Da Redação
A homologação de novas áreas indígenas em Mato Grosso ameaça empregos e a renda de produtores na região de Brasnorte. Portanto, agricultores e funcionários vivem sob a apreensão de terem que deixar propriedades consolidadas há décadas. Além disso, a atividade econômica na área movimenta milhões de reais anualmente. Consequentemente, centenas de empregos diretos estão em risco. Dessa forma, famílias que vivem no local há gerações enfrentam um futuro incerto.
O produtor Valdir Pedro Orso possui uma licença do Ibama de 1983. Além disso, toda a estrutura de sua fazenda foi construída ao longo da vida. “Todo dinheiro que me der é pouco”, desabafa ele. Posteriormente, ele compara a situação a um luto. Seu caso ilustra, portanto, o sentimento de perda profunda que atinge dezenas de proprietários.
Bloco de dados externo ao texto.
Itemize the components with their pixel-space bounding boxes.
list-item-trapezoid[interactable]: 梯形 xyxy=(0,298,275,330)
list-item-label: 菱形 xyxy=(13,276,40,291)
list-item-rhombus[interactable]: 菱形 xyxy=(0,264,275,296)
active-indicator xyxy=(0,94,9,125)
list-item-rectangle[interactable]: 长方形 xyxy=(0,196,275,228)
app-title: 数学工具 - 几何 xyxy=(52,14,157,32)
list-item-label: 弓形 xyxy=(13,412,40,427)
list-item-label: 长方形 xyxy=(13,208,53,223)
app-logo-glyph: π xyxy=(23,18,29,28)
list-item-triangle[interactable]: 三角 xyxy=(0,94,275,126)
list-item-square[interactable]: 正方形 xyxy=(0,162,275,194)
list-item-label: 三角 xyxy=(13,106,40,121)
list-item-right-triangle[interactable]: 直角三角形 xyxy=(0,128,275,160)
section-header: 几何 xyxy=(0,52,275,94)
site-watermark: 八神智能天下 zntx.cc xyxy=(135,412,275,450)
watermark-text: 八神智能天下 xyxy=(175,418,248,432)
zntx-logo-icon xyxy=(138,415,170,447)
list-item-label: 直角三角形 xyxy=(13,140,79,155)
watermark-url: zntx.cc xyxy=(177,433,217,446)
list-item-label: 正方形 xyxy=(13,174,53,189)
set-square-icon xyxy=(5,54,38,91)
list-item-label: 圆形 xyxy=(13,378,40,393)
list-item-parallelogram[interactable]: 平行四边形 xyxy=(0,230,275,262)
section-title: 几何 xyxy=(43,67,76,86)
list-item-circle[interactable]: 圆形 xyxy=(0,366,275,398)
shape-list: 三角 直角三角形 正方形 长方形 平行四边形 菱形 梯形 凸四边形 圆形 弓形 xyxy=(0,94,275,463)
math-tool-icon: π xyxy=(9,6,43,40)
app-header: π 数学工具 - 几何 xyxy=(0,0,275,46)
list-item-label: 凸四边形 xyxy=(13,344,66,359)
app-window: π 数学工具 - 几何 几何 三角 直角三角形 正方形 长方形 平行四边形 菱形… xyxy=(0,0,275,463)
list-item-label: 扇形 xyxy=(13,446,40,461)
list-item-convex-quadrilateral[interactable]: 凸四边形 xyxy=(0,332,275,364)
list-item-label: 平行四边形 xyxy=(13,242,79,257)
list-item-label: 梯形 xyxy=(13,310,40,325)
Propriedades consolidadas há décadas enfrentam desalojamento
Produtores em Brasnorte relatam histórias de patrimônio e trabalho ameaçados. Por exemplo, Valdir Orso possui 2.950 hectares em Sistema de Integração Lavoura-Pecuária. Ele construiu 50 quilômetros de cerca. Além disso, plantou árvores há 44 anos. Agora, ele teme perder tudo sem chance de defesa. “Eles estão tirando de nós uma coisa boa, sagrada”, afirma.
Outro produtor, Flávio Giacomet, comprou sua área com documentação regular. Inicialmente, ele mantinha um manejo florestal sustentável. Também empregava cerca de 30 funcionários. No entanto, uma notificação do Ibama em 2004 suspendeu suas atividades. Desde então, ele nunca pôde retomar o trabalho.
Impacto econômico pode superar R$ 80 milhões anuais na região
A ampliação da Terra Indígena Manoki, em Brasnorte, terá um impacto econômico severo. Primeiramente, estudos apontam que a área em expansão ultrapassa 250 mil hectares. Dentro desse território, há 871 hectares de soja. Também existem 2,4 mil hectares de milho. Além disso, há um rebanho de mais de 44 mil cabeças de gado. Somadas, as atividades movimentam mais de R$ 80 milhões por ano. Por fim, garantem 242 empregos diretos.
O Instituto Mato-grossense de Economia Agropecuária (Imea) estima um impacto maior. Segundo a instituição, as homologações podem afetar o Valor Bruto da Produção (VBP) em R$ 170,58 milhões. Posteriormente, a medida pode eliminar 498 postos de trabalho.
Insegurança jurídica gera angústia em trabalhadores e famílias
A incerteza atinge desde grandes produtores até pequenas famílias assentadas. O presidente da Associação dos Produtores do Vale do Rio do Sangue, Leonardo Silva, alerta para o desamparo. “O que essas pessoas vão fazer?”, questiona. Ele se refere a cerca de 30 famílias do Assentamento Banco da Terra. Muitas estão na região há mais de 40 anos com títulos emitidos pelo estado.
O vaqueiro José Sidelor Ramos Roselim trabalha há mais de 30 anos na região. “Nós dependemos dos produtores”, declara. “Se não fosse por eles nós não estaríamos aqui”, completa. Sua renda depende, portanto, diretamente das fazendas ameaçadas.
Processo ocorre paralelamente ao julgamento do Marco Temporal no STF
A homologação das terras ocorre em meio ao debate nacional sobre o Marco Temporal. O vereador de Brasnorte, Norberto Junior, critica a decisão. “Essa homologação por uma decisão monocrática vem totalmente contra fazer valer a lei”, ressalta. Para as lideranças locais, o ato desconsidera o direito de propriedade garantido na Constituição.
Além da Terra Indígena Manoki, outras áreas foram homologadas. O cenário coloca, em suma, direitos constitucionais, segurança jurídica e a sobrevivência econômica de uma região produtiva em choque.